University of Pennsylvania is gearing up to celebrate a milestone in its efforts to foster a diverse and inclusive environment for the LGBT and ally communities.
During this weekend’s Homecoming celebration, LGBTs and supporters will gather to pay tribute to 30 years of work done by the Penn LGBT Center, as well as to mark 10 years at the center’s current location. The celebration will be held 9-11 p.m. Oct. 27 at the center, 3907 Spruce St.
In 1981, a gay student was beaten inside of his residence hall, which served as the impetus for the university hiring Bob Schoenberg, founding director of the center, in the fall of 1982 in a part-time role to work on safety concerns regarding homophobia on the campus.
“Penn’s campus back in the earlier 1980s was largely hostile to lesbians and gays,” said alum Liz Cooper, a 1983 graduate. Cooper said a friend was severely beaten, largely because of his sexual orientation, and that a leader of Lesbians and Gays at Penn was mailed a dead animal.
She said men and women of color, as well as those who defended their rights, also received death threats.
“Certainly there were plenty of loving, supportive and caring people, but there was a huge intolerance and fear that made Penn back then a pretty unpleasant place to be,” Cooper said.
In 1982, the newly founded LGBT program was granted a small space within the Student Activities Office; however, as the organization quickly built a following, Schoenberg said it was “bursting out of the space.”
Schoenberg took on the director role full-time in 1989 and the program was established as a physical “center” on Locust Walk in the 1990s.
As support grew over the years, the center’s programming expanded.
Schoenberg said the mentor program, in which students can meet one on one with a peer at the center or via email, is one of its most popular services.
“It is student-to-student and we have 50 pairs,” he explained. “Identity is kept confidential for students who participate.”
Sophomore Christian Cortes, treasurer of Queer Student Alliance, said the center was influential in the founding and growth of many of the university’s early LGBT groups, which were not always met with support.
“However, through the support of Bob Schoenberg and the center, groups were able to thrive and by the 1990s, more LGBT groups began to form, resulting in the large constituency we have today,” Cortes said.
The university’s LGBT alumni group currently has more than 2,000 members.
As the LGBT community and the center grew, supporters began considering options for expanding the center’s space in the late 1990s.
“We knew we had to get donors,” Schoenberg said.
In 2000, two Penn alumni who were Microsoft employees at the time made a donation to the center, which fueled the 2002 move to and renovation of the Carriage House, the center’s current location. Through more donations from supporters, the center was able to become professionally staffed and now employs three full-time and two-part time employees, as well as 14 students in a work-study program.
The building, which features unisex restrooms and is wheelchair-accessible, offers a common meeting place for more than 20 groups — including non-specific organizations like Penn’s Student Government Association and LGBT groups like J-Bagel, Queer Ladies, Penn Allies and Athletes Tackling Homophobia, Queer Undergraduates in Engineering, Science and Technology and Queer People of Color.
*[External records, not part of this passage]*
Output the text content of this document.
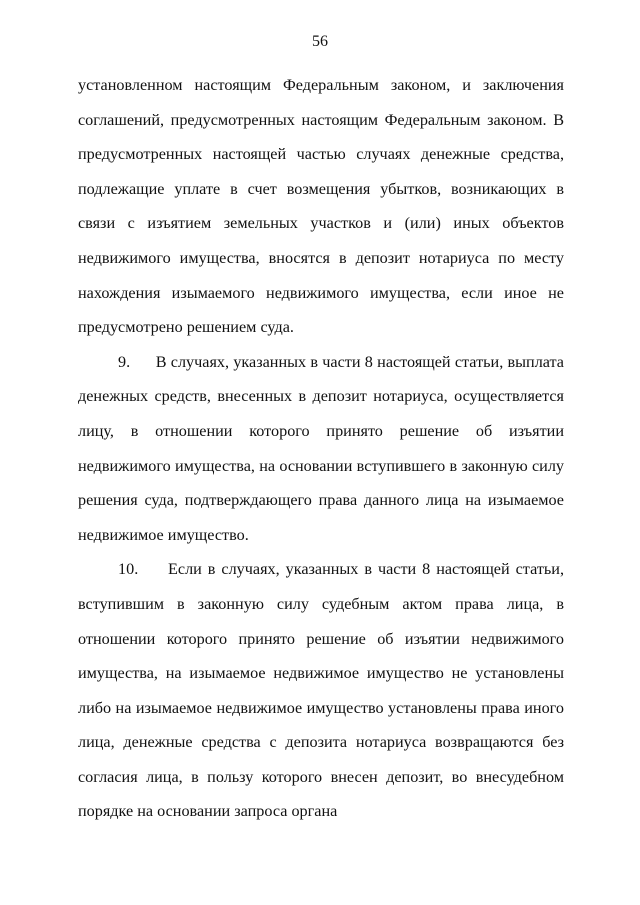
56

установленном настоящим Федеральным законом, и заключения соглашений, предусмотренных настоящим Федеральным законом. В предусмотренных настоящей частью случаях денежные средства, подлежащие уплате в счет возмещения убытков, возникающих в связи с изъятием земельных участков и (или) иных объектов недвижимого имущества, вносятся в депозит нотариуса по месту нахождения изымаемого недвижимого имущества, если иное не предусмотрено решением суда.

9.      В случаях, указанных в части 8 настоящей статьи, выплата денежных средств, внесенных в депозит нотариуса, осуществляется лицу, в отношении которого принято решение об изъятии недвижимого имущества, на основании вступившего в законную силу решения суда, подтверждающего права данного лица на изымаемое недвижимое имущество.

10.     Если в случаях, указанных в части 8 настоящей статьи, вступившим в законную силу судебным актом права лица, в отношении которого принято решение об изъятии недвижимого имущества, на изымаемое недвижимое имущество не установлены либо на изымаемое недвижимое имущество установлены права иного лица, денежные средства с депозита нотариуса возвращаются без согласия лица, в пользу которого внесен депозит, во внесудебном порядке на основании запроса органа
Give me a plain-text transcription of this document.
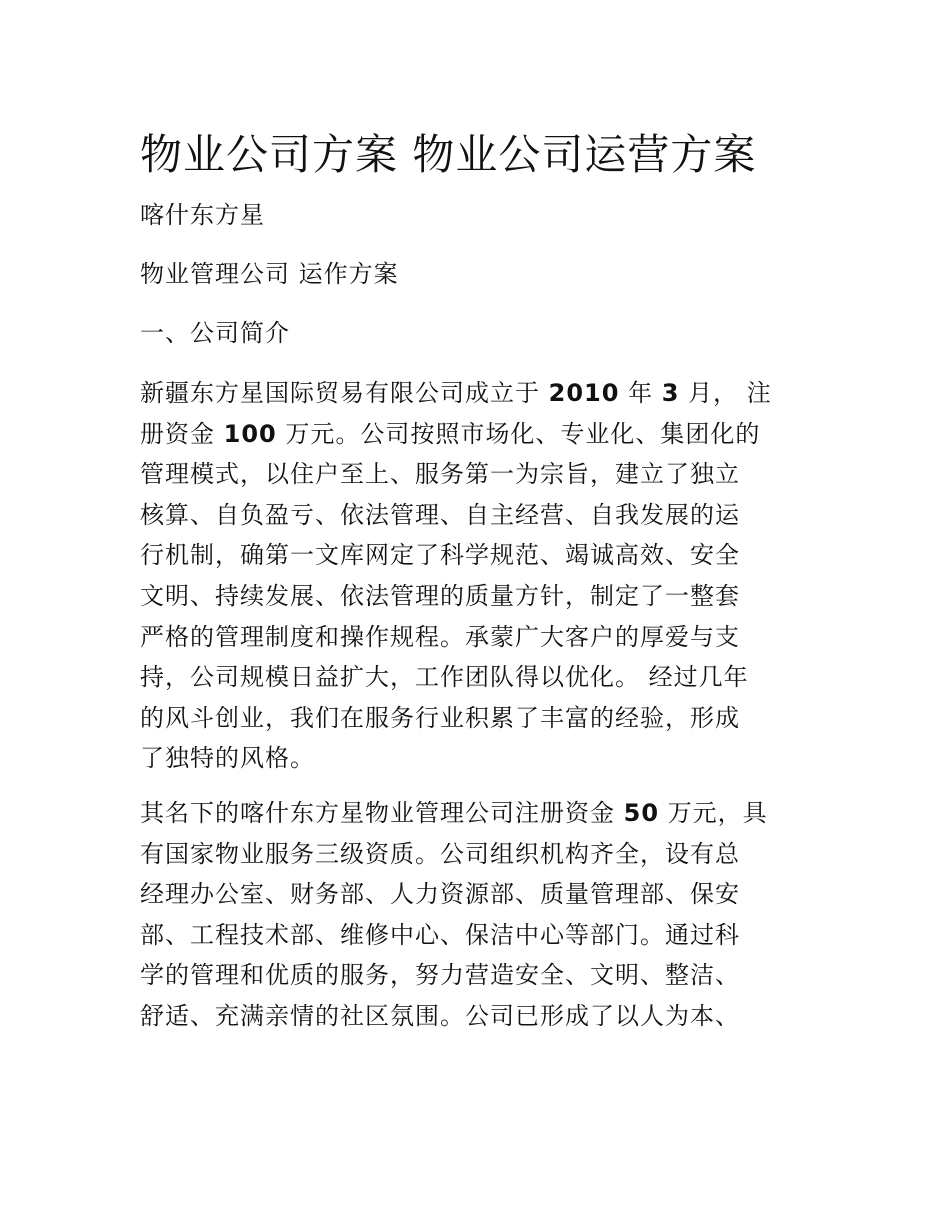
物业公司方案 物业公司运营方案
喀什东方星
物业管理公司 运作方案
一、公司简介
新疆东方星国际贸易有限公司成立于 2010 年 3 月， 注
册资金 100 万元。公司按照市场化、专业化、集团化的
管理模式，以住户至上、服务第一为宗旨，建立了独立
核算、自负盈亏、依法管理、自主经营、自我发展的运
行机制，确第一文库网定了科学规范、竭诚高效、安全
文明、持续发展、依法管理的质量方针，制定了一整套
严格的管理制度和操作规程。承蒙广大客户的厚爱与支
持，公司规模日益扩大，工作团队得以优化。 经过几年
的风斗创业，我们在服务行业积累了丰富的经验，形成
了独特的风格。
其名下的喀什东方星物业管理公司注册资金 50 万元，具
有国家物业服务三级资质。公司组织机构齐全，设有总
经理办公室、财务部、人力资源部、质量管理部、保安
部、工程技术部、维修中心、保洁中心等部门。通过科
学的管理和优质的服务，努力营造安全、文明、整洁、
舒适、充满亲情的社区氛围。公司已形成了以人为本、
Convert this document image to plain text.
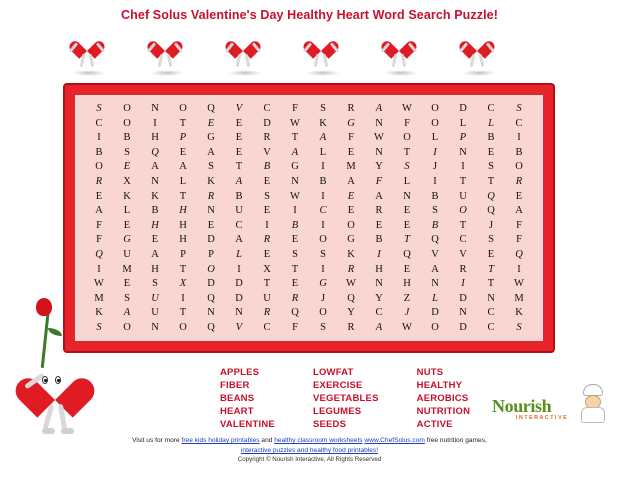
Chef Solus Valentine's Day Healthy Heart Word Search Puzzle!
S	O	N	O	Q	V	C	F	S	R	A	W	O	D	C	S
C	O	I	T	E	E	D	W	K	G	N	F	O	L	L	C
I	B	H	P	G	E	R	T	A	F	W	O	L	P	B	I
B	S	Q	E	A	E	V	A	L	E	N	T	I	N	E	B
O	E	A	A	S	T	B	G	I	M	Y	S	J	I	S	O
R	X	N	L	K	A	E	N	B	A	F	L	I	T	T	R
E	K	K	T	R	B	S	W	I	E	A	N	B	U	Q	E
A	L	B	H	N	U	E	I	C	E	R	E	S	O	Q	A
F	E	H	H	E	C	I	B	I	O	E	E	B	T	J	F
F	G	E	H	D	A	R	E	O	G	B	T	Q	C	S	F
Q	U	A	P	P	L	E	S	S	K	I	Q	V	V	E	Q
I	M	H	T	O	I	X	T	I	R	H	E	A	R	T	I
W	E	S	X	D	D	T	E	G	W	N	H	N	I	T	W
M	S	U	I	Q	D	U	R	J	Q	Y	Z	L	D	N	M
K	A	U	T	N	N	R	Q	O	Y	C	J	D	N	C	K
S	O	N	O	Q	V	C	F	S	R	A	W	O	D	C	S
APPLES
FIBER
BEANS
HEART
VALENTINE
LOWFAT
EXERCISE
VEGETABLES
LEGUMES
SEEDS
NUTS
HEALTHY
AEROBICS
NUTRITION
ACTIVE
Nourish
INTERACTIVE
Visit us for more free kids holiday printables and healthy classroom worksheets www.ChefSolus.com free nutrition games,
interactive puzzles and healthy food printables!
Copyright © Nourish Interactive, All Rights Reserved
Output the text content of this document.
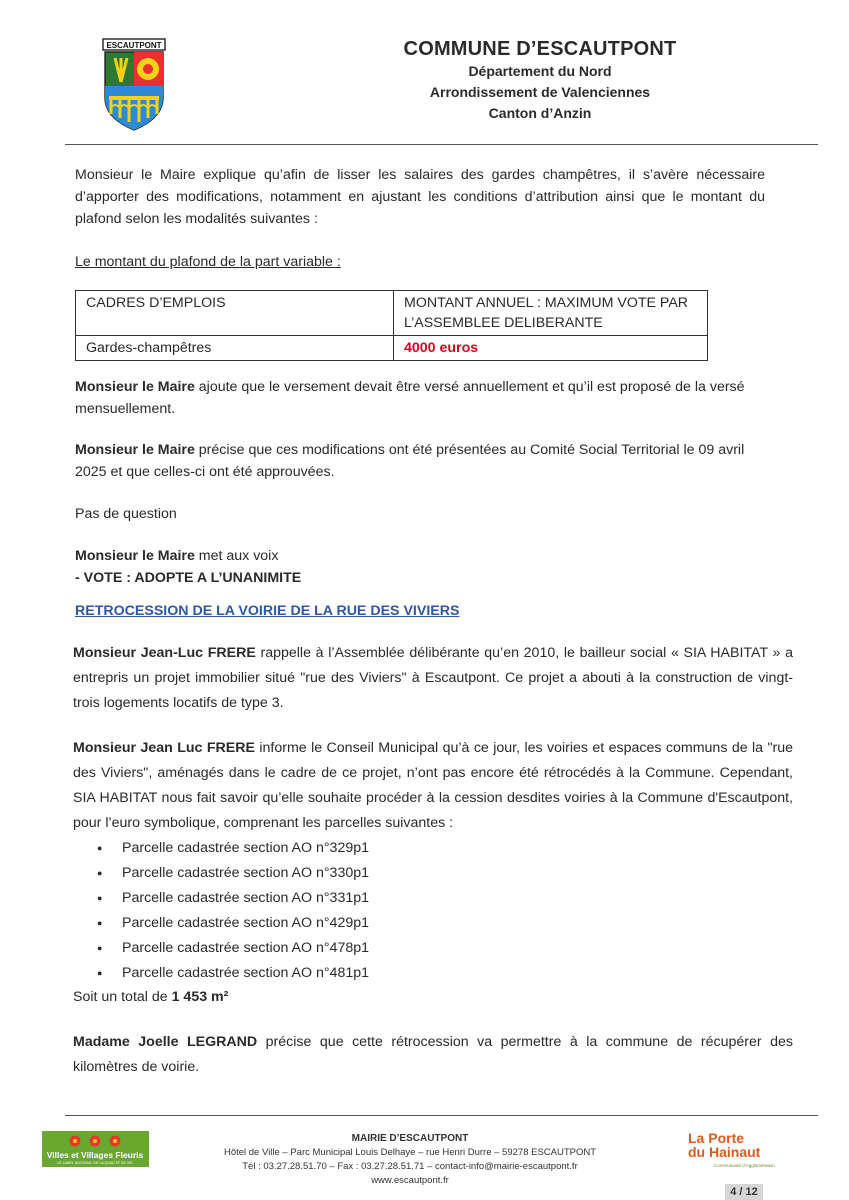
ESCAUTPONT	COMMUNE D’ESCAUTPONT
Département du Nord
Arrondissement de Valenciennes
Canton d’Anzin
Monsieur le Maire explique qu’afin de lisser les salaires des gardes champêtres, il s’avère nécessaire d’apporter des modifications, notamment en ajustant les conditions d’attribution ainsi que le montant du plafond selon les modalités suivantes :
Le montant du plafond de la part variable :
CADRES D’EMPLOIS	MONTANT ANNUEL : MAXIMUM VOTE PAR L’ASSEMBLEE DELIBERANTE
Gardes-champêtres	4000 euros
Monsieur le Maire ajoute que le versement devait être versé annuellement et qu’il est proposé de la versé mensuellement.
Monsieur le Maire précise que ces modifications ont été présentées au Comité Social Territorial le 09 avril 2025 et que celles-ci ont été approuvées.
Pas de question
Monsieur le Maire met aux voix
- VOTE : ADOPTE A L’UNANIMITE
RETROCESSION DE LA VOIRIE DE LA RUE DES VIVIERS
Monsieur Jean-Luc FRERE rappelle à l’Assemblée délibérante qu’en 2010, le bailleur social « SIA HABITAT » a entrepris un projet immobilier situé "rue des Viviers" à Escautpont. Ce projet a abouti à la construction de vingt-trois logements locatifs de type 3.
Monsieur Jean Luc FRERE informe le Conseil Municipal qu’à ce jour, les voiries et espaces communs de la "rue des Viviers", aménagés dans le cadre de ce projet, n’ont pas encore été rétrocédés à la Commune. Cependant, SIA HABITAT nous fait savoir qu’elle souhaite procéder à la cession desdites voiries à la Commune d'Escautpont, pour l’euro symbolique, comprenant les parcelles suivantes :
● Parcelle cadastrée section AO n°329p1
● Parcelle cadastrée section AO n°330p1
● Parcelle cadastrée section AO n°331p1
● Parcelle cadastrée section AO n°429p1
● Parcelle cadastrée section AO n°478p1
● Parcelle cadastrée section AO n°481p1
Soit un total de 1 453 m²
Madame Joelle LEGRAND précise que cette rétrocession va permettre à la commune de récupérer des kilomètres de voirie.
Villes et Villages Fleuris
LE LABEL NATIONAL DE LA QUALITÉ DE VIE
MAIRIE D’ESCAUTPONT
Hôtel de Ville – Parc Municipal Louis Delhaye – rue Henri Durre – 59278 ESCAUTPONT
Tél : 03.27.28.51.70 – Fax : 03.27.28.51.71 – contact-info@mairie-escautpont.fr
www.escautpont.fr
La Porte
du Hainaut
Communauté d’Agglomération
4 / 12
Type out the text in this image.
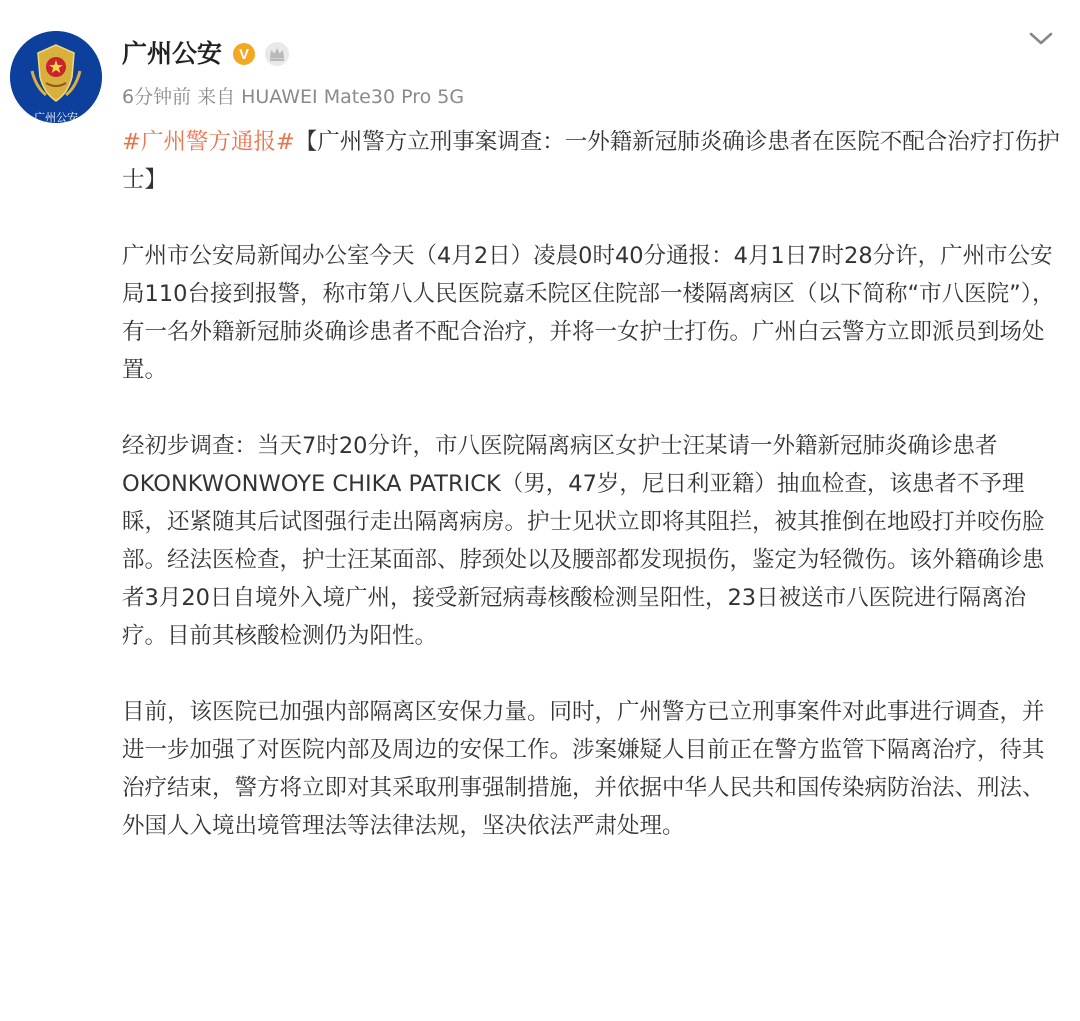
广州公安
广州公安 V
6分钟前 来自 HUAWEI Mate30 Pro 5G

#广州警方通报#【广州警方立刑事案调查：一外籍新冠肺炎确诊患者在医院不配合治疗打伤护士】

广州市公安局新闻办公室今天（4月2日）凌晨0时40分通报：4月1日7时28分许，广州市公安局110台接到报警，称市第八人民医院嘉禾院区住院部一楼隔离病区（以下简称“市八医院”），有一名外籍新冠肺炎确诊患者不配合治疗，并将一女护士打伤。广州白云警方立即派员到场处置。

经初步调查：当天7时20分许，市八医院隔离病区女护士汪某请一外籍新冠肺炎确诊患者OKONKWONWOYE CHIKA PATRICK（男，47岁，尼日利亚籍）抽血检查，该患者不予理睬，还紧随其后试图强行走出隔离病房。护士见状立即将其阻拦，被其推倒在地殴打并咬伤脸部。经法医检查，护士汪某面部、脖颈处以及腰部都发现损伤，鉴定为轻微伤。该外籍确诊患者3月20日自境外入境广州，接受新冠病毒核酸检测呈阳性，23日被送市八医院进行隔离治疗。目前其核酸检测仍为阳性。

目前，该医院已加强内部隔离区安保力量。同时，广州警方已立刑事案件对此事进行调查，并进一步加强了对医院内部及周边的安保工作。涉案嫌疑人目前正在警方监管下隔离治疗，待其治疗结束，警方将立即对其采取刑事强制措施，并依据中华人民共和国传染病防治法、刑法、外国人入境出境管理法等法律法规，坚决依法严肃处理。
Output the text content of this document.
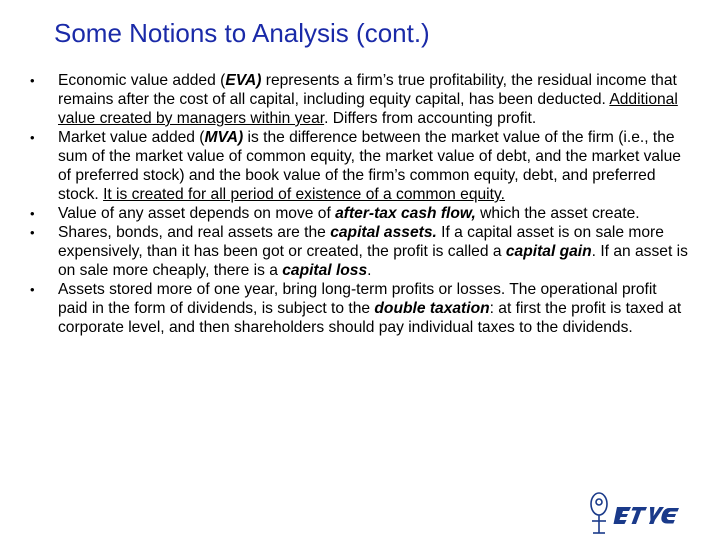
Some Notions to Analysis (cont.)
• Economic value added (EVA) represents a firm’s true profitability, the residual income that remains after the cost of all capital, including equity capital, has been deducted. Additional value created by managers within year. Differs from accounting profit.
• Market value added (MVA) is the difference between the market value of the firm (i.e., the sum of the market value of common equity, the market value of debt, and the market value of preferred stock) and the book value of the firm’s common equity, debt, and preferred stock. It is created for all period of existence of a common equity.
• Value of any asset depends on move of after-tax cash flow, which the asset create.
• Shares, bonds, and real assets are the capital assets. If a capital asset is on sale more expensively, than it has been got or created, the profit is called a capital gain. If an asset is on sale more cheaply, there is a capital loss.
• Assets stored more of one year, bring long-term profits or losses. The operational profit paid in the form of dividends, is subject to the double taxation: at first the profit is taxed at corporate level, and then shareholders should pay individual taxes to the dividends.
Cortes, who performs his work-study as a development assistant at the center, said QSA members rely heavily on the facility.
“QSA uses the LGBT Center for all its general body meetings in addition to using it for events such as the Gay Affair, the traditional new student orientation event QSA throws every year,” he said.
Cortes is also co-chair for Q Penn Week, and said the center’s staff has been influential in helping to book speakers for the celebration and to “ensure that the event runs smoothly.”
That support is ever-present for the campus’ LGBT and ally students, he said. “The center has been so responsive with student requests and all issues that if any arise, they are resolved as soon as possible.”
Since the center’s inception, a lot has changed within the Penn community regarding LGBT issues, Schoenberg noted.
“There is a running joke that people who are homophobic are in the closet, not the LGBT community,” he said. “[Being homophobic] is really frowned upon here.”
The university has received many LGBT accolades over the years, in which the center undoubtedly played a large part, including its recent naming by Campus Pride as one of the nation’s top-10 trans-friendly schools.
Cortes said the center’s reputation is well known among both LGBT and non-LGBT Penn community members.
“The center, in most eyes, appears as the most open-minded and comfortable space on campus. Anyone, regardless of ethnic, religious or political background, is welcome to the center and its seemingly infinite number of services.”
Cooper credited the work of Schoenberg and the countless students, staff, faculty and alumni who have supported the center over the years with changing the environment on campus.
“If you had told me in 1982 that we’d have the Carriage House, that Penn would be ranked as an LGBT-friendly campus, I would have looked at you like you were crazy,” she said. “It brings a huge smile to my face and makes me very proud of my undergraduate university and Penn and the risk people took to make it the place it is today.”